I vaccini distribuiti dall’UE non soddisfano le aspettative di molti Paesi membri e l’Austria inizia a pensare a un piano B.

A sostenerlo è lo stesso Cancelliere Sebastian Kurz, il quale, nonostante il messaggio duro, ci tiene a non sollevare polemiche. Il politico ha infatti riconosciuto all’Unione Europea di aver proceduto con una strategia corretta che, tuttavia, è stata fiaccata dai rallentamenti delle aziende farmaceutiche e da processi di approvazione dei medicamenti che sono stati accusati di inefficienza.

L’idea è ora quella di entrare in un’ottica lungimirante e di unire le forze con Danimarca e Israele per creare una filiera vaccinale che possa supportare le necessità delle prossime stagionalità del coronavirus.

Secondo ai calcoli degli esperti viennesi, infatti, nei prossimi anni il Paese dovrà avere a disposizione vaccini sufficienti a immunizzare 6 milioni di abitanti annualmente, se vuole fronteggiare con efficienza le varianti del Covid-19.

Bruxelles, al centro di critiche proprio per come ha gestito la distribuzione dei vaccini, ha risposto con parole estremamente misurate, suggerendo che la cosa non sia assolutamente vietata e che, anzi, “diversi approcci” non possano che dimostrarsi utili.

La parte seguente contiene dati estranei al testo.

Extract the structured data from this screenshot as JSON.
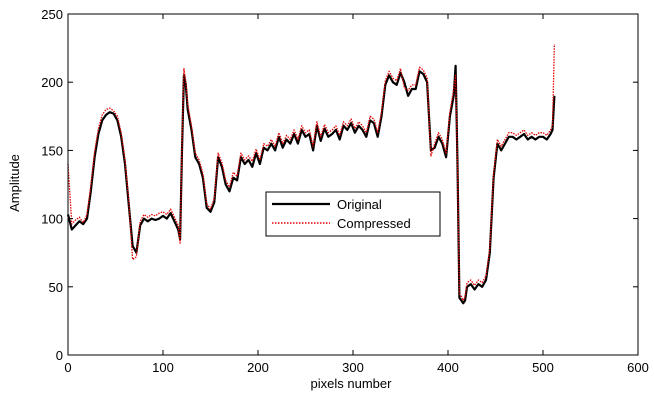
{
  "chart_data": {
    "type": "line",
    "title": "",
    "xlabel": "pixels number",
    "ylabel": "Amplitude",
    "xlim": [
      0,
      600
    ],
    "ylim": [
      0,
      250
    ],
    "xticks": [
      0,
      100,
      200,
      300,
      400,
      500,
      600
    ],
    "yticks": [
      0,
      50,
      100,
      150,
      200,
      250
    ],
    "grid": false,
    "legend": {
      "position": "center",
      "entries": [
        "Original",
        "Compressed"
      ]
    },
    "series": [
      {
        "name": "Original",
        "color": "#000000",
        "style": "solid",
        "x": [
          0,
          4,
          8,
          12,
          16,
          20,
          24,
          28,
          32,
          36,
          40,
          44,
          48,
          52,
          56,
          60,
          64,
          68,
          72,
          76,
          80,
          84,
          88,
          92,
          96,
          100,
          104,
          108,
          112,
          116,
          118,
          120,
          122,
          124,
          126,
          130,
          134,
          138,
          142,
          146,
          150,
          154,
          158,
          162,
          166,
          170,
          174,
          178,
          182,
          186,
          190,
          194,
          198,
          202,
          206,
          210,
          214,
          218,
          222,
          226,
          230,
          234,
          238,
          242,
          246,
          250,
          254,
          258,
          262,
          266,
          270,
          274,
          278,
          282,
          286,
          290,
          294,
          298,
          302,
          306,
          310,
          314,
          318,
          322,
          326,
          330,
          334,
          338,
          342,
          346,
          350,
          354,
          358,
          362,
          366,
          370,
          374,
          378,
          382,
          386,
          390,
          394,
          398,
          402,
          406,
          408,
          410,
          412,
          414,
          416,
          418,
          420,
          424,
          428,
          432,
          436,
          440,
          444,
          448,
          452,
          456,
          460,
          464,
          468,
          472,
          476,
          480,
          484,
          488,
          492,
          496,
          500,
          504,
          508,
          510,
          512
        ],
        "y": [
          103,
          92,
          95,
          98,
          96,
          100,
          120,
          145,
          162,
          172,
          176,
          178,
          177,
          172,
          160,
          140,
          110,
          80,
          75,
          95,
          100,
          98,
          100,
          99,
          100,
          102,
          100,
          104,
          98,
          92,
          85,
          150,
          205,
          198,
          180,
          165,
          145,
          140,
          130,
          108,
          105,
          112,
          145,
          138,
          125,
          120,
          130,
          128,
          145,
          140,
          143,
          138,
          148,
          140,
          152,
          150,
          155,
          150,
          160,
          152,
          158,
          155,
          162,
          155,
          165,
          160,
          162,
          150,
          168,
          157,
          166,
          160,
          162,
          165,
          158,
          168,
          165,
          170,
          163,
          168,
          165,
          160,
          172,
          170,
          160,
          175,
          198,
          205,
          200,
          198,
          207,
          200,
          190,
          195,
          195,
          208,
          206,
          200,
          150,
          152,
          160,
          155,
          145,
          175,
          190,
          212,
          140,
          42,
          40,
          38,
          40,
          50,
          52,
          48,
          52,
          50,
          55,
          75,
          130,
          155,
          150,
          155,
          160,
          160,
          158,
          160,
          162,
          158,
          160,
          158,
          160,
          160,
          158,
          162,
          165,
          190
        ]
      },
      {
        "name": "Compressed",
        "color": "#e00000",
        "style": "dotted",
        "x": [
          0,
          4,
          8,
          12,
          16,
          20,
          24,
          28,
          32,
          36,
          40,
          44,
          48,
          52,
          56,
          60,
          64,
          68,
          72,
          76,
          80,
          84,
          88,
          92,
          96,
          100,
          104,
          108,
          112,
          116,
          118,
          120,
          122,
          124,
          126,
          130,
          134,
          138,
          142,
          146,
          150,
          154,
          158,
          162,
          166,
          170,
          174,
          178,
          182,
          186,
          190,
          194,
          198,
          202,
          206,
          210,
          214,
          218,
          222,
          226,
          230,
          234,
          238,
          242,
          246,
          250,
          254,
          258,
          262,
          266,
          270,
          274,
          278,
          282,
          286,
          290,
          294,
          298,
          302,
          306,
          310,
          314,
          318,
          322,
          326,
          330,
          334,
          338,
          342,
          346,
          350,
          354,
          358,
          362,
          366,
          370,
          374,
          378,
          382,
          386,
          390,
          394,
          398,
          402,
          406,
          408,
          410,
          412,
          414,
          416,
          418,
          420,
          424,
          428,
          432,
          436,
          440,
          444,
          448,
          452,
          456,
          460,
          464,
          468,
          472,
          476,
          480,
          484,
          488,
          492,
          496,
          500,
          504,
          508,
          510,
          512
        ],
        "y": [
          140,
          96,
          99,
          101,
          97,
          103,
          124,
          149,
          166,
          176,
          180,
          181,
          179,
          175,
          163,
          143,
          113,
          70,
          72,
          98,
          103,
          101,
          103,
          102,
          104,
          105,
          103,
          107,
          101,
          95,
          82,
          154,
          210,
          201,
          184,
          168,
          148,
          143,
          133,
          111,
          107,
          115,
          148,
          141,
          128,
          123,
          134,
          131,
          148,
          143,
          146,
          142,
          151,
          143,
          155,
          153,
          158,
          153,
          163,
          155,
          161,
          158,
          165,
          158,
          168,
          163,
          165,
          153,
          171,
          160,
          169,
          163,
          165,
          168,
          161,
          171,
          168,
          173,
          166,
          171,
          168,
          163,
          175,
          173,
          163,
          178,
          201,
          208,
          203,
          201,
          210,
          196,
          194,
          198,
          198,
          211,
          209,
          203,
          146,
          155,
          163,
          158,
          148,
          178,
          195,
          205,
          140,
          45,
          43,
          40,
          43,
          53,
          55,
          51,
          55,
          53,
          58,
          78,
          133,
          158,
          153,
          158,
          163,
          163,
          161,
          163,
          165,
          161,
          163,
          161,
          163,
          163,
          161,
          165,
          168,
          228
        ]
      }
    ]
  }
}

C’è inoltre da aspettarsi che Israele sia particolarmente motivata a impegnarsi in prima persona nella fabbricazione dei medicinali: il suo piano di vaccinazione è stato – escludendo dai calcoli la Cisgiordania – intensivo e la sua gestione ha richiesto ingenti risorse finanziarie, ma anche una certa mole di sacrificio umano.

Per i problemi immediati, invece, l’Austria sembra pronta a unirsi a Ungheria, Slovacchia, Repubblica Ceca e San Marino nella lista di coloro che, per uscire prima dall’emergenza, vogliono affidarsi ai vaccini russi Sputnik V, non ancora autorizzati dai laboratori europei.